Она сбросила мои руки и топнула ногой.

— Хватит! Надоело! Больше не желаю у вас учиться! Я тоже поеду куда захочу!

Рыжая кинулась к двери.

— Александра, куда вы?

— Это вас не касается!

Она выскочила из комнаты, хлопнув дверью. Бобров, присутствовавший при этой безобразной сцене, отвёл глаза и сделал вид, что ничего не видел.

— Пётр, у меня к тебе просьба.

— Да?

— Будь добр, проследи за Александрой, чтобы она не наделала глупостей. Как успокоится, отвези её в Злобино.

— А может, пусть уж наделает глупостей? — Пётр скептически хмыкнул. — Будет ей уроком.

Я отрицательно покачал головой.

— Не стоит. Я её учитель и обязан её защитить, в том числе от неё самой.

— Хорошо, прослежу, — Бобров вздохнул. — А то ведь и правда натворит ерунды, будет перед её отцом неудобно.

Спрашивать, зачем я еду в Петербург, Бобров предусмотрительно не стал. Чувствовал, что ответа всё равно не получит.

В Злобино мы заехали уже под утро. Я заскочил в усадьбу на минуточку, только взять документы из Ябедного архива. Скажу, что эти доказательства обнаружились в бумагах дяди совсем недавно. А заодно захватил «громобои» и футляр с Нервным принцем — поскольку Талант у меня не проснулся, буду работать деланной магией. Мало ли какая ситуация может возникнуть в дороге и самой столице.

На выходе меня неожиданно перехватил Лукиан. Беззвучно появился на пути и взглядом припечатал на месте. Меня будто придавила пудовая гиря, а ноги налились тяжестью, так что я с трудом устоял.

— Стой, отрок.

Монах прищурился, разглядывая меня, пожевал губами и качнул головой.

— Зря едешь, — буркнул он. — Всё суета сует и томление духа. Но дело твоё, сам решай. На-ка вот.

Он протянул руку и вложил мне в ладонь маленький холщовый мешочек с верёвочкой.

— Надень на шею и не снимай.

— Что это?

— Мулетка, от дурного глаза.

Потеряв ко мне интерес, Лукиан развернулся и ушёл в столовую, даже не попрощавшись. Я махнул рукой и поспешил к дормезу. Ну его, всё равно ничего другого от вредного монаха не добиться. Но мешочек я всё-таки на шею надел. Магии в нём не чувствовалось, так что вреда не будет.

Таня ни о чём не спрашивала. Она мне полностью доверяла. Едем в Петербург? Отлично, значит, так надо. И никакого волнения и тревог — учитель и любовник знает, что делает. Я даже позавидовал такому настрою.

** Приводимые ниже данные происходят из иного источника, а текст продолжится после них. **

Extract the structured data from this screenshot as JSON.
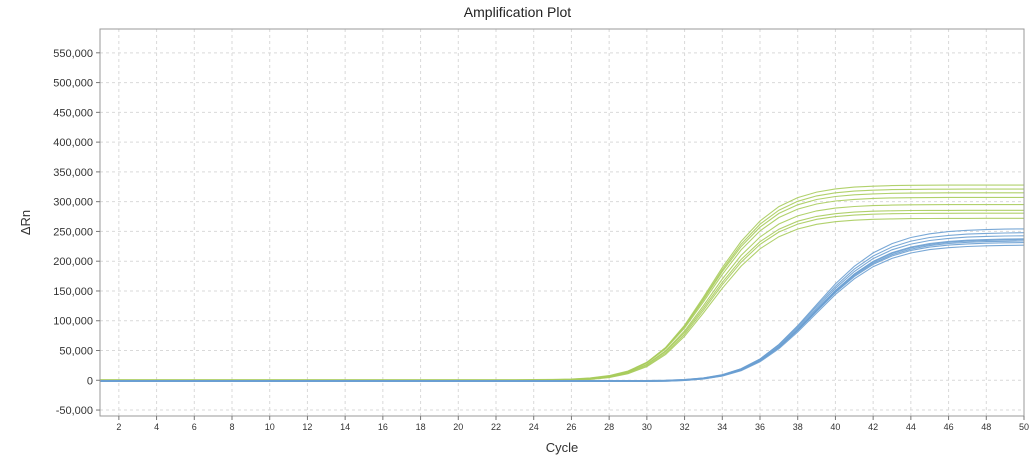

Но мне пришлось разбить её душевное спокойствие. Когда мы проехали Владимир, я достал бумаги из Ябедного архива.

— Таня, прочитай, пожалуйста.

Девушка взяла листки, придвинулась к окну, где было больше света, и стала разбираться в документах. Едва она прочитала первый листок, между её бровей пролегла глубокая морщина. Лицо стало серьёзным, а глаза бегали по строчкам с напряжённым вниманием.

— Константин Платонович, вы же не просто так показали мне это?

Я кивнул.





— Вы думаете, что девочка жива?

— Не думаю, точно знаю.

— Мы едем разыскивать бедняжку?

— Нет. Она уже нашлась.

Взяв ладонь девушки, я заглянул ей в глаза.

— Вот она, сидит передо мной.

Несколько секунд Таня поражённо молчала, задержав дыхание.

— Вы шутите, — выдохнула она.

— Ни в коем разе.

— Константин Платонович, этого не может быть!

— Может, Таня, может. Ты дочь Елизаветы Петровны и Алексея Шубина.

— Нет! Нет! Вы ошиблись, Константин Платонович! Вы пошутили, да? Скажите, что вы шутите!

— Нет, Танечка.

Я обнял девушку, увидев в голубых глазах слёзы.

— Тшшш… — я гладил её по голове, чувствуя, как рубашка на плече промокает от слёз. — Тихо, милая, тихо.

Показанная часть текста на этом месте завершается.